Nascido em Castanheira de Pera em 1977, descende de três gerações de operários têxteis. Herdou o nome, Manuel Rebelo, do bisavô e do avô, ambos tecelões – o primeiro, foi um dos presos políticos de 1949 quando, clandestinamente, se lutava nas fábricas por melhores condições laborais. Do pai, Urbano Rebelo, confessa a profunda admiração pelo homem inteligente, integro e trabalhador – o último mestre da Fábrica da Retorta onde, pela universidade da vida, começou a trabalhar aos 12 anos e se formou no serralheiro mecânico e no respeitado chefe de produção. Intensamente, o autor vivenciou na juventude o drama social dos salários em atraso, do desemprego e do êxodo migratório, em resultado do declínio dos têxteis e da falência da indústria local dos lanifícios.
Trabalhou como bancário no ramo prestamista em Lisboa, mudou-se em 2014 para Braga, sempre manteve a residência e domicílio fiscal em Castanheira de Pera – sem nunca ter cortado o cordão umbilical dos fortes laços que o ligam à família e à sua terra natal. Em 2017, o fogo voltou a rodear o casario, como em 1985 fez arder a capela da aldeia, mas desta vez o inferno, expondo a fragilidade da vida diante da liminaridade da morte, teria dimensões trágicas sem precedentes, de que se ocupa este livro no testemunho na primeira pessoa.
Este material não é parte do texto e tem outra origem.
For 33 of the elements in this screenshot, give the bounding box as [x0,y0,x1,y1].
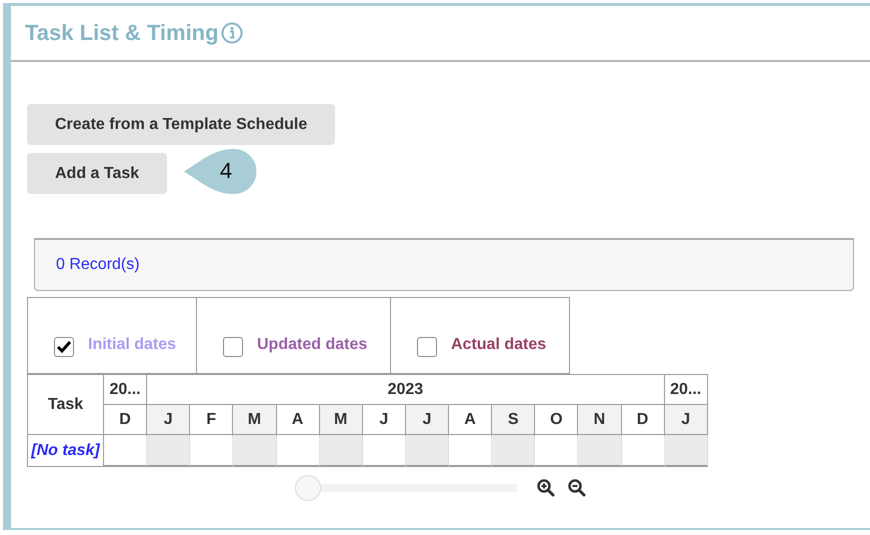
timeline-cell [233,435,276,467]
timeline-cell [147,435,190,467]
timeline-cell [406,435,449,467]
zoom-in-icon[interactable] [537,479,555,497]
record-count: 0 Record(s) [56,256,140,274]
info-icon[interactable] [220,22,243,44]
timeline-cell [664,435,708,467]
checkbox[interactable] [417,337,437,357]
timeline-cell [320,435,363,467]
month-header: S [492,405,536,435]
slider-thumb[interactable] [295,475,321,501]
year-header: 2023 [147,374,665,405]
checkbox[interactable] [54,337,74,357]
month-header: J [406,405,449,435]
zoom-out-icon[interactable] [568,479,586,497]
timeline-cell [578,435,622,467]
legend-label: Initial dates [88,336,176,354]
legend-label: Updated dates [257,336,368,354]
panel-title: Task List & Timing [25,20,219,46]
column-header: Task [27,374,104,435]
checkbox[interactable] [223,337,243,357]
month-header: J [147,405,190,435]
month-header: M [233,405,276,435]
timeline-cell [492,435,536,467]
task-cell: [No task] [27,435,104,467]
legend-label: Actual dates [451,336,546,354]
month-header: J [664,405,708,435]
year-header: 20... [104,374,148,405]
month-header: M [320,405,363,435]
step-number: 4 [218,158,234,184]
month-header: N [578,405,622,435]
action-button[interactable]: Create from a Template Schedule [27,104,336,145]
action-button[interactable]: Add a Task [27,153,168,194]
Estudante na Universidade de Coimbra, da alma mater foi adquirindo a perspicácia do olhar antropológico e o senso crítico que perpassa a obra. Interessado pelos assuntos da salvaguarda do património cultural, natural e paisagístico e pela relevância do registo histórico das memórias, é recém pós-graduado em Património Cultural Imaterial pela Universidade Lusófona.